학술논문

Ryugu’s Anhydrous Ingredients and Their Spectral Link to Primitive Dust from the Outer Solar System
Document Type
article
Source
The Astrophysical Journal Letters, Vol 951, Iss 2, p L33 (2023)
Subject
Asteroids
Dust composition
Meteorites
Laboratory astrophysics
Infrared spectroscopy
Astrophysics
QB460-466
Language
English
ISSN
2041-8213
2041-8205
Abstract
Ryugu is a second-generation C-type asteroid formed by the reassembly of fragments of a previous larger body in the main asteroid belt. While the majority of Ryugu samples returned by Hayabusa2 are composed of a lithology dominated by aqueously altered minerals, clasts of pristine olivine and pyroxene remain in the least-altered lithologies.
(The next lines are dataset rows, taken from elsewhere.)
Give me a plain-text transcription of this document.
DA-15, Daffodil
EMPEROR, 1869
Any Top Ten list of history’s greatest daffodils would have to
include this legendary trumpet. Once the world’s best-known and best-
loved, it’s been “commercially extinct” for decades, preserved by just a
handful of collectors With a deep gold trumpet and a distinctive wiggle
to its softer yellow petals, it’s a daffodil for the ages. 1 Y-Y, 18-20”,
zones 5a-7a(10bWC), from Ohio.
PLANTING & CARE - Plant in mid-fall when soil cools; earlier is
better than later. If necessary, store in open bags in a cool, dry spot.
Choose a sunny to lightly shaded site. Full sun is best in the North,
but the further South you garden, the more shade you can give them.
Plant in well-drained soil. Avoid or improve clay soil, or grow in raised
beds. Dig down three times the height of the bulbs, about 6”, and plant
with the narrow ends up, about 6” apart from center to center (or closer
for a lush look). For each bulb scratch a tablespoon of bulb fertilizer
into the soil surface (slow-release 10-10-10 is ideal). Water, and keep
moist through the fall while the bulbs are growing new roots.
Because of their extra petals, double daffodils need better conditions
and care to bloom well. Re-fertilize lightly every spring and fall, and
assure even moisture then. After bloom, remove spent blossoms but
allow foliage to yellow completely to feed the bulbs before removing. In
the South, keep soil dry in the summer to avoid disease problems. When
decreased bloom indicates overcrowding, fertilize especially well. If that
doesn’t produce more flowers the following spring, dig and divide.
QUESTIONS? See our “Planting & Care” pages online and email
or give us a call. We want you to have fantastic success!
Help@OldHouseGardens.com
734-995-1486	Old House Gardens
These clasts are objects of great interest for revealing the composition of the dust from which the original building blocks of Ryugu's parent asteroid formed. Here we show that some grains rich in olivine, pyroxene, and amorphous silicates discovered in one millimeter-sized stone of Ryugu have infrared spectra similar to the D-type asteroid Hektor (a Jupiter Trojan), to comet Hale–Bopp, and to some anhydrous interplanetary dust particles of probable cometary origin. This result indicates that Ryugu's primary parent body incorporated anhydrous ingredients similar to the building blocks of asteroids (and possibly some comets) formed in the outer solar system, and that Ryugu retained valuable information on the formation and evolution of planetesimals at different epochs of our solar system's history.